Once the dust from the pier-sixer had settled, it was generally agreed, as a companion story suggested, that the only way forward was the mayor’s planned inquiry.
The following Saturday’s edition of Between-the-Lines announced “sweeping changes” at the Downtown Parking and Development Corporation, the group, headed by Sydney businessman Bob Martinello (whom MacLellan had singled out for praise during his press conference). The “top guns” were out, according to BTL and several directors would be replaced. Names mentioned for possible board seats included Sydney businessmen Harvey Webber, Bill Sidney and Bill Young.

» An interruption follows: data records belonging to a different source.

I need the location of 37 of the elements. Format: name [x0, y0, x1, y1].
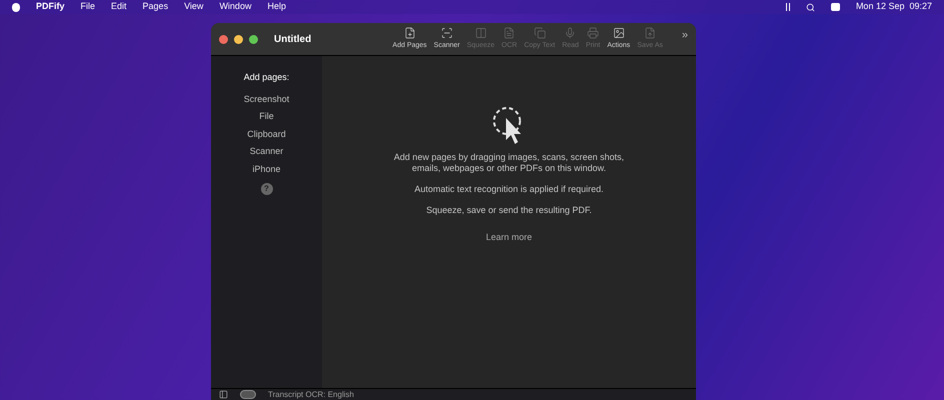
sidebar-item[interactable]: Screenshot	[244, 92, 290, 110]
instruction-text: Automatic text recognition is applied if required.	[414, 184, 604, 195]
ocr-toggle[interactable]	[240, 390, 256, 399]
control-center-icon[interactable]	[830, 3, 840, 11]
close-button[interactable]	[219, 34, 228, 44]
toolbar-icon	[612, 26, 625, 39]
toolbar-icon	[564, 26, 576, 39]
toolbar-icon	[440, 26, 453, 39]
overflow-button[interactable]: »	[682, 26, 688, 44]
toolbar-icon	[503, 26, 516, 39]
toolbar-icon	[534, 26, 546, 39]
sidebar-heading: Add pages:	[244, 71, 290, 84]
toolbar-icon	[644, 26, 656, 39]
toolbar-icon	[474, 26, 487, 39]
menu-item[interactable]: Help	[267, 0, 286, 14]
instruction-text: Add new pages by dragging images, scans, screen shots, emails, webpages or other PDFs on this window.	[392, 152, 626, 174]
sidebar-item[interactable]: File	[259, 110, 274, 128]
search-icon[interactable]	[806, 2, 815, 12]
instruction-text: Squeeze, save or send the resulting PDF.	[426, 205, 592, 216]
zoom-button[interactable]	[249, 34, 258, 44]
menu-item[interactable]: Window	[219, 0, 252, 14]
toolbar-icon	[587, 26, 600, 39]
menu-clock: Mon 12 Sep 09:27	[856, 0, 932, 14]
learn-more-link[interactable]: Learn more	[486, 231, 532, 244]
ocr-language-label: Transcript OCR: English	[268, 390, 354, 399]
menu-item[interactable]: Pages	[142, 0, 168, 14]
toolbar-icon	[404, 26, 416, 39]
sidebar-toggle-icon[interactable]	[219, 390, 228, 399]
minimize-button[interactable]	[234, 34, 243, 44]
window-title: Untitled	[274, 32, 312, 46]
sidebar-item[interactable]: Clipboard	[247, 128, 286, 145]
menu-item[interactable]: File	[80, 0, 96, 14]
sidebar-item[interactable]: Scanner	[250, 145, 284, 162]
sidebar-item[interactable]: iPhone	[252, 162, 281, 180]
menu-item[interactable]: View	[184, 0, 204, 14]
app-menu[interactable]: PDFify	[36, 0, 65, 14]
menu-item[interactable]: Edit	[111, 0, 127, 14]
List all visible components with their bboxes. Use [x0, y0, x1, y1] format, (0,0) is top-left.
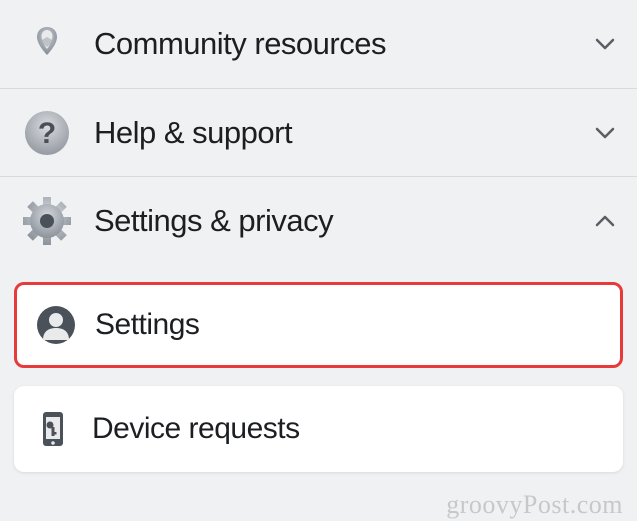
- handshake-icon: [20, 17, 74, 71]
- watermark: groovyPost.com: [446, 490, 623, 520]
- sub-item-label: Device requests: [92, 412, 605, 446]
- menu-item-label: Community resources: [94, 26, 593, 62]
- svg-text:?: ?: [38, 117, 56, 150]
- sub-item-settings[interactable]: Settings: [14, 282, 623, 368]
- sub-item-label: Settings: [95, 308, 602, 342]
- question-icon: ?: [20, 106, 74, 160]
- menu-item-label: Settings & privacy: [94, 203, 593, 239]
- settings-menu: Community resources ? Help & support: [0, 0, 637, 490]
- sub-item-device-requests[interactable]: Device requests: [14, 386, 623, 472]
- chevron-down-icon: [593, 32, 617, 56]
- menu-item-community-resources[interactable]: Community resources: [0, 0, 637, 88]
- device-key-icon: [32, 408, 74, 450]
- menu-item-settings-privacy[interactable]: Settings & privacy: [0, 176, 637, 264]
- chevron-up-icon: [593, 209, 617, 233]
- chevron-down-icon: [593, 121, 617, 145]
- settings-privacy-submenu: Settings Device requests: [0, 282, 637, 490]
- menu-item-label: Help & support: [94, 115, 593, 151]
- person-circle-icon: [35, 304, 77, 346]
- menu-item-help-support[interactable]: ? Help & support: [0, 88, 637, 176]
- gear-icon: [20, 194, 74, 248]
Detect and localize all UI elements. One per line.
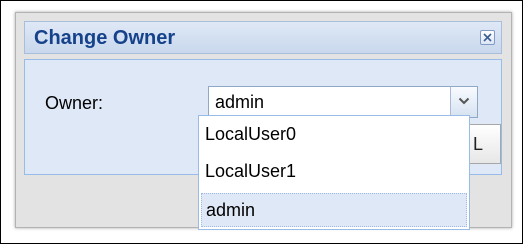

The column then reported that the mayor had asked the city’s community services director, Jim MacCormack, to “carry out an investigation into the downtown development debacle.” But the following Monday, a Post reporter offered a corrected version of this: the Mayor had asked MacCormack to “lay groundwork” for an inquiry. MacCormack would be asked to gather “all the readily available information” about downtown and waterfront development and “lay out some guidelines” for areas to be covered by an inquiry. This information would go to council which would decide whether it wished to proceed.
And that’s where things stood at the end of November 1984, giving me the chance to end on an—admittedly rather low-key— cliffhanger.